Services

  • ALTA/NSPS Land Title Surveys - survey is one that is done in conjunction with a title commitment and on a highly developed commercial property. (Apartment complexes, restaurants, malls, etc). The standards are 11 pages long and I have attached the link to the faq.  ALTA, American Land Title Association is the legal side of the real estate closing business, and the ACSM,American Congress of Surveying and Mapping, is an extension of the NSPS, National society of professional surveyors. 
    See NSPS - ACSM Standards FAQ's

  • As built surveys - for completed construction projects (subdivisions, apartments, strip malls, etc), usually to determine if all of the contractural specs have been met and the final amounts can be paid. Sometimes the surveys are filed with the city/county building departments.

  • Boundary surveys - determine property boundaries and their relation to the adjoining properties. The difference in our  surveys to other surveys is: Most surveyors will determine the subject tract's boundary position (usually from fences, ditches or where told by the land owner) and stake it on the ground with no relation to the adjoining tracts. I plot the subject tract's deed along with all of the adjoiner tracts deeds then start the survey process. After the initial time in the field, I go back to the site to look for corner evidence based on the adjoining deeds to determine errors, gaps, overlaps, or what. The the final stage is to mark the corners, etc. 

  • Construction staking - to stake the various aspects, streets, curbs, sewers, drains, lot corners, building corners, and finished dirt grade contours, based on an engineered set of plans for a given subdivision or building project.

  • Design surveys - the initial survey locating existing features for an engineer to design a project. see construction staking.

  • FEMA Flood Elevation Certificates and LOMAs - FEMA elevations certificates/LOMA are FEMA Federal Emergency Management Agency forms relating to properties located within Flood Hazard areas. See FEMA.gov | Federal Emergency Management Agency

  • GPS control surveys - establish project site benchmarks in conjunction with www.usgs.noaa.gov standards. Usually these marks are only published with the final as built surveys. But they are used as "ground zero" for the entire design process.

  • Mortgage surveys - usually for a tract (1 to 5 acres) smaller than the parent tract for a mortgage (mostly a home mortgage). After the melt down of 2006-2008, most mortgage companies won't accept any tract over 5 acres for a loan. They got burned with property resale, management, dumping and other isssues. So basically this is a new boundary survey that never makes it to a deed, only a deed of trust unless the loan is foreclosed.

  • Rezoning & board of adjustment surveys - surveys of existing sites for rezoning by the appropriate authority (some are called Planning Commissions others boards of adjustment). Sometimes, properties are rezoned to allow a home owner to build a garage or storage building on the adjacent lot that he owns. Other times, tracts are rezoned from Agricultural (pastures, crops, timber, etc) to Residential, Commercial, PUD (Planned unit development), or a conditional use permit (which allows a use compatible with the zoning, but they still make you do it such as a cemetery).

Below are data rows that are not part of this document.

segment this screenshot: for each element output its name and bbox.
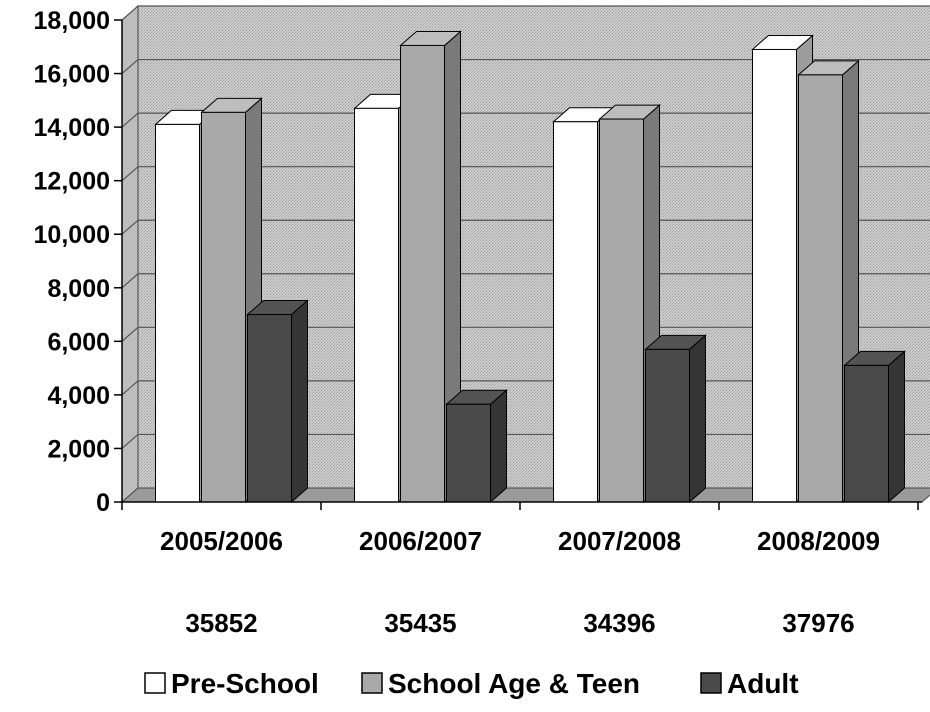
bar-front	[201, 111, 246, 503]
legend-swatch	[361, 672, 383, 694]
bar-side	[291, 299, 308, 504]
bar-front	[645, 348, 690, 503]
bar-side	[689, 334, 706, 504]
category-total: 37976	[782, 608, 854, 638]
bar-front	[798, 74, 843, 503]
y-axis: 0 2,000 4,000 6,000 8,000 10,000 12,000 14,000 1…	[34, 7, 123, 517]
bar-front	[844, 364, 889, 503]
x-tick-label: 2007/2008	[558, 526, 681, 556]
gridline	[121, 58, 930, 75]
legend-label: Adult	[727, 668, 799, 699]
x-tick-label: 2005/2006	[160, 526, 283, 556]
x-tick-label: 2006/2007	[359, 526, 482, 556]
bar	[644, 334, 707, 504]
legend-item: Pre-School	[144, 668, 319, 699]
gridline	[121, 273, 930, 289]
y-tick-label: 10,000	[34, 221, 110, 249]
legend-label: School Age & Teen	[388, 668, 640, 699]
gridline	[121, 219, 930, 235]
y-tick-label: 12,000	[34, 168, 110, 196]
bar	[445, 389, 508, 504]
bar	[200, 97, 263, 504]
bar-front	[400, 44, 445, 503]
y-tick-label: 6,000	[47, 328, 110, 356]
legend-swatch	[144, 672, 166, 694]
bar-front	[354, 107, 399, 503]
y-tick-label: 18,000	[34, 7, 110, 35]
y-tick-label: 2,000	[47, 435, 110, 463]
side-wall	[121, 4, 139, 504]
gridline	[121, 5, 930, 21]
category-total: 35435	[384, 608, 456, 638]
gridline	[121, 326, 930, 342]
category-totals: 35852 35435 34396 37976	[185, 608, 854, 638]
bar-front	[247, 314, 292, 503]
legend: Pre-School School Age & Teen Adult	[144, 668, 799, 699]
gridline	[121, 166, 930, 182]
y-tick-label: 8,000	[47, 275, 110, 303]
y-tick-label: 16,000	[34, 61, 110, 89]
category-total: 35852	[185, 608, 257, 638]
bar-side	[490, 389, 507, 504]
y-tick-label: 0	[96, 489, 110, 517]
bar-front	[599, 118, 644, 503]
y-tick-label: 14,000	[34, 114, 110, 142]
x-tick-label: 2008/2009	[757, 526, 880, 556]
category-total: 34396	[583, 608, 655, 638]
bar-side	[888, 350, 905, 504]
bar-series-group	[154, 30, 906, 504]
bar	[399, 30, 462, 504]
bar-front	[553, 121, 598, 503]
bar-front	[155, 123, 200, 503]
legend-swatch	[700, 672, 722, 694]
y-tick-label: 4,000	[47, 382, 110, 410]
bar	[246, 299, 309, 504]
legend-label: Pre-School	[171, 668, 319, 699]
x-axis: 2005/2006 2006/2007 2007/2008 2008/2009	[121, 501, 922, 556]
bar-front	[752, 48, 797, 503]
bar-front	[446, 403, 491, 503]
legend-item: School Age & Teen	[361, 668, 640, 699]
legend-item: Adult	[700, 668, 799, 699]
gridline	[121, 112, 930, 128]
bar	[843, 350, 906, 504]
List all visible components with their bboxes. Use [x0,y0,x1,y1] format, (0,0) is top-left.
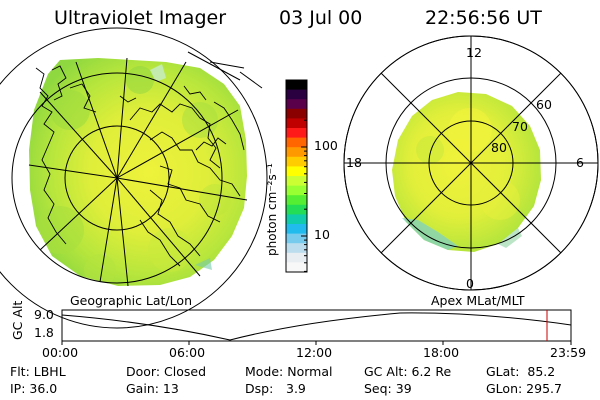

  • Subdivisions - for rural areas where subdivision tracts are larger and an engineer is not required by the planning commission for design, drainage, or utilities. In these locations, the surveyor can do all of this layout work, he just can hold him self out as a design professional.

  • Subdivision layout and planning - for rural areas where subdivision tracts are larger and an engineer is not required by the planning commission for design, drainage, or utilities. In these locations, the surveyor can do all of this layout work, he just can hold him self out as a design professional.

  • Topographic surveys and mapping, Tree surveys and Utility surveysThey are where you cross a property usually in a grid pattern so that you locate each tree, utility, dips or dos in the terrain, and everything else. Collierville and Oxford both require tree surveys before issuing a building permit, even in a platted subdivision unless it is new construction.